Kürzungen bei bestehenden EU-Politiken seien dagegen keine Option, sagt Tavares gegenüber Euronews. Besonders umstritten ist zwischen Parlament und Kommission die Behandlung von NextGenerationEU, dem 800 Milliarden Euro schweren Aufbauinstrument nach der COVID-19-Pandemie. Die Kommission will die Rückzahlung der 168 Milliarden Euro an Zuschüssen im Haushalt für 2028 bis 2034 berücksichtigen. Das Parlament fordert dagegen, diese Kosten außerhalb der Ausgabenobergrenzen zu verbuchen.
Junigipfel wird zur Zitterpartie
Im April-Plenum in Straßburg erklärte Haushalts-, Antibetrugs- und Verwaltungskommissar Piotr Serafin, die Kommission sei "bereit, als ehrlicher Makler zu agieren".

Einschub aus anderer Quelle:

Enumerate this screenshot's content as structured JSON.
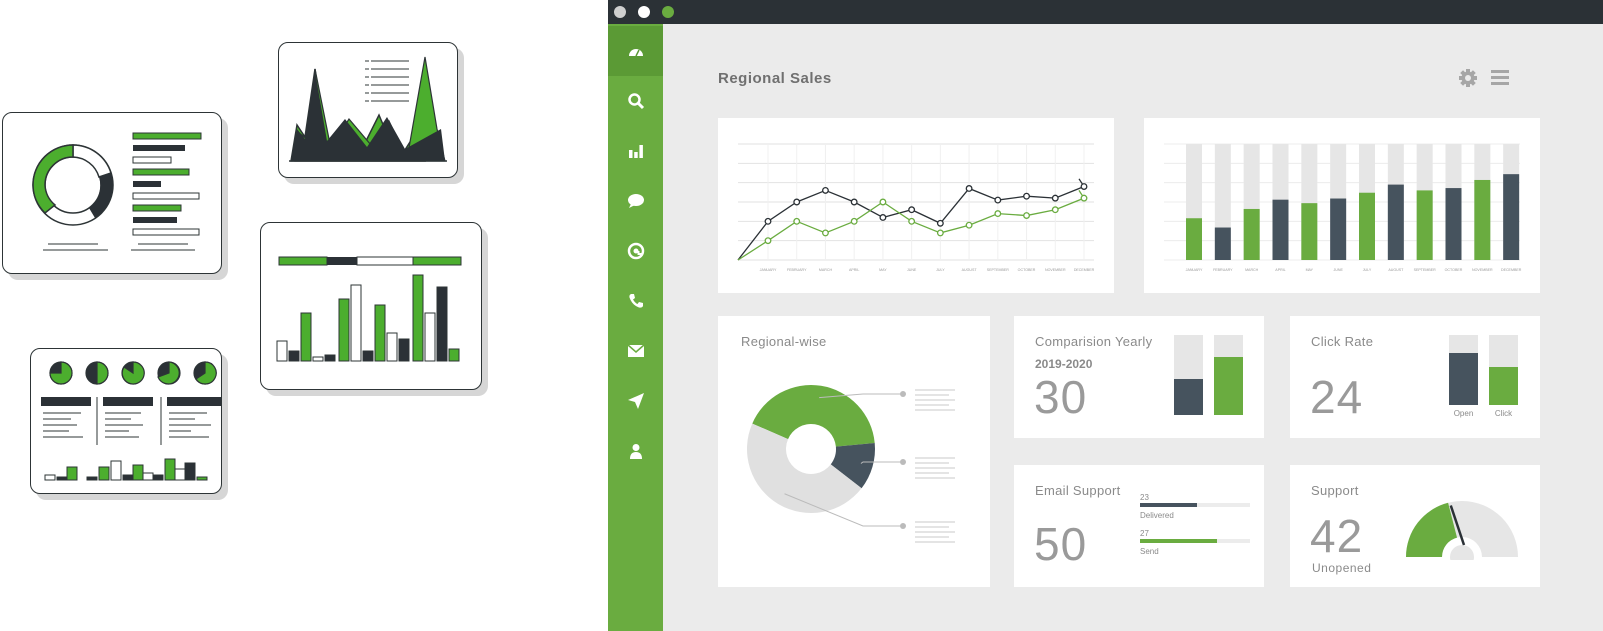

Doch der Streit zwischen den Mitgliedstaaten über die Höhe des Haushalts, die Verteilung der Lasten und die Verwendung der Mittel könnte eine Einigung verzögern. "Unsere Position ist, mit dem Rat zusammenzuarbeiten", sagt Tavares.
Das Parlament will am 18. Mai über seine Position abstimmen. Ein zustimmendes Votum würde eine klare rote Linie für die Verhandlungen mit Kommission und Rat ziehen. Es würde zeigen, dass die Abgeordneten bereit sind, ihre haushaltspolitischen Ziele konsequent zu vertreten – und den Rat vor dem Gipfel am 18. und 19. Juni zu einem Entgegenkommen bewegen.